A pack frame and bag for carrying hunting gear and boned-out meat, knife and stone, flourescent flagging, parachute cord, first aid kit, and your other usualu hunting gear should come along. Binoculars in the 8X-10X class, and a spotting scope with a top-end power of 45X to 60X, are required too. A space blanket and a space bag are great survival gear should you be stuck out away from camp overnight.
If you're on a boat or lodge hunt, they'll provide bedding, shelter, and meals. Do-it-yourselfers will need top-quality tents that can take extremely high winds (it blows over 50 mph on Kodiak often), a warm ground pad, and a sleeping bag with synthetic insulation that will continue to keep you warm even if it gets wet.
I like to keep cooking to minimum, both to save valuable hunting time and avoid creating smells that might attract bears. A small backpacker-type stove, aluminum cooking pot, and freeze dried dinners provide hot food with little hassle after a tough day's hunting. For breakfast, instant oatmeal is excellent, as are a granola bar or two. Lunches while hunting for me consist of granola bars, jerky, hard cheese and gorp. For snacking, more granola bars and miniature candy bars are great.

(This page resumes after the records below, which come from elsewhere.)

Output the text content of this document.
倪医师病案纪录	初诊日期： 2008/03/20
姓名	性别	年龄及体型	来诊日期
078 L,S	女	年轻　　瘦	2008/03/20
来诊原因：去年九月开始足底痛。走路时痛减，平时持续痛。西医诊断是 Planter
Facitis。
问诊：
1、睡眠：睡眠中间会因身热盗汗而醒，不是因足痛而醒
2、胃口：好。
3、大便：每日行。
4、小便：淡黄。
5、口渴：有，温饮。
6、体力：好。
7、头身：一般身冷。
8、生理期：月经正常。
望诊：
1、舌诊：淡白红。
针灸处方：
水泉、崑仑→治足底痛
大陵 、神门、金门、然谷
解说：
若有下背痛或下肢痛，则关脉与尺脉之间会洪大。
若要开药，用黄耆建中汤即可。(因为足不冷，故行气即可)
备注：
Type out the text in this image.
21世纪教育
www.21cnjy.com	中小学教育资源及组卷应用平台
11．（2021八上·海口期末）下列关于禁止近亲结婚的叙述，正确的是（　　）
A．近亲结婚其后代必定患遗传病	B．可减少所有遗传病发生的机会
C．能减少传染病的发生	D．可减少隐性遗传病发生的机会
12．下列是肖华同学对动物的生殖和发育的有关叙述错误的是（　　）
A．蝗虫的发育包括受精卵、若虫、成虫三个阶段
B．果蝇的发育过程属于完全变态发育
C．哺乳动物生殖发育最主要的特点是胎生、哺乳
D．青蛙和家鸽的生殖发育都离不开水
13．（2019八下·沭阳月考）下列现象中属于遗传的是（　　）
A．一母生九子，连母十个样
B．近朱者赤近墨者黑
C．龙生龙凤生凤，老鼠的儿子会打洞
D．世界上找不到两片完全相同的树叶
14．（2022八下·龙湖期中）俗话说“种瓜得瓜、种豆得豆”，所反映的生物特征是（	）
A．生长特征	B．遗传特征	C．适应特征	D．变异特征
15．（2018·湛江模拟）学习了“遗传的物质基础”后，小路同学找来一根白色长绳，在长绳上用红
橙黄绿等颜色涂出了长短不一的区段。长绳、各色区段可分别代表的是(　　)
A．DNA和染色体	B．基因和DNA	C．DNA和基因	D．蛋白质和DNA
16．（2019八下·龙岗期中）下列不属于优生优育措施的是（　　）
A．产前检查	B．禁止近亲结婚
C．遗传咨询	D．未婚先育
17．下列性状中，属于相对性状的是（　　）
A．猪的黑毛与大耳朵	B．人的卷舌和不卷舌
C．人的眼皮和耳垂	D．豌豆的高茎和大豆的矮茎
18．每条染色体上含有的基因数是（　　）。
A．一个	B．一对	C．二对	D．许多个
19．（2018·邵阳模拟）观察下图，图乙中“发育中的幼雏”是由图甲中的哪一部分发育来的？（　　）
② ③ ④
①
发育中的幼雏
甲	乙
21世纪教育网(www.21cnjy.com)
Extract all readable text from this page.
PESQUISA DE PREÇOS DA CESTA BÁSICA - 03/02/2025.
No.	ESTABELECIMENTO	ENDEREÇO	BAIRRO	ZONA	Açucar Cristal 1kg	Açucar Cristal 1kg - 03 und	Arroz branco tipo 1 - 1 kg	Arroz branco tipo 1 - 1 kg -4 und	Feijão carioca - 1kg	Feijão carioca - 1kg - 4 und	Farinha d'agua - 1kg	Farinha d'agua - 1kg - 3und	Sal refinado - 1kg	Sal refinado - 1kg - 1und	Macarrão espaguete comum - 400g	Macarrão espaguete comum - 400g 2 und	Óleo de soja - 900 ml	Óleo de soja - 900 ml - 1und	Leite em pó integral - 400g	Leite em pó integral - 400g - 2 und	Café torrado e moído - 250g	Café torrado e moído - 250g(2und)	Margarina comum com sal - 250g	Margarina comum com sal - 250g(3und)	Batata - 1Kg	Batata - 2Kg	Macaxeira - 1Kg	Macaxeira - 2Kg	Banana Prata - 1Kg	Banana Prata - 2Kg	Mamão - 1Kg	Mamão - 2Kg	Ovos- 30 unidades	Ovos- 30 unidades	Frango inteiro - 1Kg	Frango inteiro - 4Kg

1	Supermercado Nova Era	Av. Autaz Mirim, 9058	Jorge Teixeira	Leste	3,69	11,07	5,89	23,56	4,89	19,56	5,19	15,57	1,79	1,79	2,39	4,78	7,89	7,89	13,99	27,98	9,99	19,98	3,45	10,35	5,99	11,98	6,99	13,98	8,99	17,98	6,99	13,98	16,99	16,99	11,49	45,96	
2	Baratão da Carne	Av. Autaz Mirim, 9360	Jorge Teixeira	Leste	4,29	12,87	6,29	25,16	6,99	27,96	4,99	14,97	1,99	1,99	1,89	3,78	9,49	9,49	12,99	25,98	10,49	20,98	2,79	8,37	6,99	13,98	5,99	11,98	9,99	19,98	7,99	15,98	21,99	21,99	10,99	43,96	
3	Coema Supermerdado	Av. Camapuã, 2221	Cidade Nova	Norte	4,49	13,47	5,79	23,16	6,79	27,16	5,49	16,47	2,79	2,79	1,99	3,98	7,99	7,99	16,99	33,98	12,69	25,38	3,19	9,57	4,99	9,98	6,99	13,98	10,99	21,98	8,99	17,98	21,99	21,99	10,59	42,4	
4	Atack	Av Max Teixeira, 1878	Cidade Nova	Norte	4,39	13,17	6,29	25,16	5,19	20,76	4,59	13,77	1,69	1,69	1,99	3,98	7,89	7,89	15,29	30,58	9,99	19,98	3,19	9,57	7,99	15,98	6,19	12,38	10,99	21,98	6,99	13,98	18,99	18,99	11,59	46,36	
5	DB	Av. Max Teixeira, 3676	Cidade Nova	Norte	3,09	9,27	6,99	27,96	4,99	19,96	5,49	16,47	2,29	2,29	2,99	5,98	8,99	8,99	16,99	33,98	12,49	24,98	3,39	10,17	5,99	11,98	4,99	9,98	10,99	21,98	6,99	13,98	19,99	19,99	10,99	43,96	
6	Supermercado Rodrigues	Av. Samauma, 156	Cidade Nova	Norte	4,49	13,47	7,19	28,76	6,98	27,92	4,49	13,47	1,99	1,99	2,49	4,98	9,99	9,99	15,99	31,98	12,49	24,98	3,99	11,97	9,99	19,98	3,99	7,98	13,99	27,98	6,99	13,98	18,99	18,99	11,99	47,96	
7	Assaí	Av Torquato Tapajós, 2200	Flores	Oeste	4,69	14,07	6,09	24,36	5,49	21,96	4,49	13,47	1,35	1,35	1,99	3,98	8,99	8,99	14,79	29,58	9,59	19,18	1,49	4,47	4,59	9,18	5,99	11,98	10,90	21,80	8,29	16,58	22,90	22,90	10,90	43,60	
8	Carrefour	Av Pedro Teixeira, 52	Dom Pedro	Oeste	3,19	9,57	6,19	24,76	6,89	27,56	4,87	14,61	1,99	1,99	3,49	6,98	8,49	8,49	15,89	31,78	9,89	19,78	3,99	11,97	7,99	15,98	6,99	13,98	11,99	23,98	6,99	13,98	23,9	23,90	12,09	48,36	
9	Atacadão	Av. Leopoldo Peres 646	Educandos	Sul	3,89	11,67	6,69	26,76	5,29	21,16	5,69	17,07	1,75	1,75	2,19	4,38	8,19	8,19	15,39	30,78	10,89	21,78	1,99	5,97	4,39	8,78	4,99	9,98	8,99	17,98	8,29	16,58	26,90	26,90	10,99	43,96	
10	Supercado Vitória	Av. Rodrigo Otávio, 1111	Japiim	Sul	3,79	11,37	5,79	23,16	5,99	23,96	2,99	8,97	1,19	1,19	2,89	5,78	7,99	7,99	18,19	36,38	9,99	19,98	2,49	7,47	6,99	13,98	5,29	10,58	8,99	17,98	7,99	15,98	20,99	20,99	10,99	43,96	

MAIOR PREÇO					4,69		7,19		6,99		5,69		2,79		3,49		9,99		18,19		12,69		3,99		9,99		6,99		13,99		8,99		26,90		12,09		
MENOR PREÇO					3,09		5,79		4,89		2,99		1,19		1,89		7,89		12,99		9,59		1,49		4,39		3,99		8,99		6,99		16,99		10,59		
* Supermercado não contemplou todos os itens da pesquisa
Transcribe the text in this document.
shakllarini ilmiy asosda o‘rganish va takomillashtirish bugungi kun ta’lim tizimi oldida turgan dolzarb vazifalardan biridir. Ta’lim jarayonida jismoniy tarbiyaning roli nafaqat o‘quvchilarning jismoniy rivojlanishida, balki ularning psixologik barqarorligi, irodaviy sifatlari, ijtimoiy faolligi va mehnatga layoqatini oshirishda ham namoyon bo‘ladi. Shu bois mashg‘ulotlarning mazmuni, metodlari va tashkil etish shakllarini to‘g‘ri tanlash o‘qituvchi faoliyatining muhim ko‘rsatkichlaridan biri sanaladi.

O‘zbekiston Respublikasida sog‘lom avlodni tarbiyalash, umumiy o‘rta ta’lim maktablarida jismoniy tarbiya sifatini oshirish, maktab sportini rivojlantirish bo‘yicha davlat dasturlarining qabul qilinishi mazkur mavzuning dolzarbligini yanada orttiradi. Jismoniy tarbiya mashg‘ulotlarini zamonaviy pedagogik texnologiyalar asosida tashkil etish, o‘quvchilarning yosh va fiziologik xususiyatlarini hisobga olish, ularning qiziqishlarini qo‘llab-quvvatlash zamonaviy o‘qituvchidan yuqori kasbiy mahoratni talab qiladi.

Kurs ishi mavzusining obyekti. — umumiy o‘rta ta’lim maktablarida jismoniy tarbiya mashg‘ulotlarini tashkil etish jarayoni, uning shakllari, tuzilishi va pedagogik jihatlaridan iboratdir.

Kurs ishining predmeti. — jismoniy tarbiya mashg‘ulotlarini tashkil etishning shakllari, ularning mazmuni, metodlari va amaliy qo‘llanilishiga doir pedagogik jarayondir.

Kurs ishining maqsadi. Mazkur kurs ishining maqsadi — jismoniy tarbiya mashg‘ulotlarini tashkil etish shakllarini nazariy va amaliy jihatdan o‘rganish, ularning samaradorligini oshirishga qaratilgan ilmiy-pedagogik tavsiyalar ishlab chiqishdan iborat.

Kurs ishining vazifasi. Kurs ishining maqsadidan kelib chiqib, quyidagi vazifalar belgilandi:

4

It ain't fancy, but it maximizes hunting time, and saves both weight and bulk.
Setting Up The Hunt
Most hunters fly into the town of Kodiak, then either charter an air taxi service or large boat to take them to the hunting area. This is true even when hunting from a lodge. Boat hunts allow you to sleep dry and warm, which is an advantage later in the year. Fly-in hunts are more expensive, but they permit hunting remote areas where the biggest bucks live. Both are quality experiences. Fully-guided hunts are also available, and usually cost about $3,500 for a week's hunt that allows you to take two bucks.
Blacktails are a joy to hunt whereever they are found, but when they are hunted with a bow on Kodiak Island, Alaska, the true meaning of adventure, quality and solitude is revealed.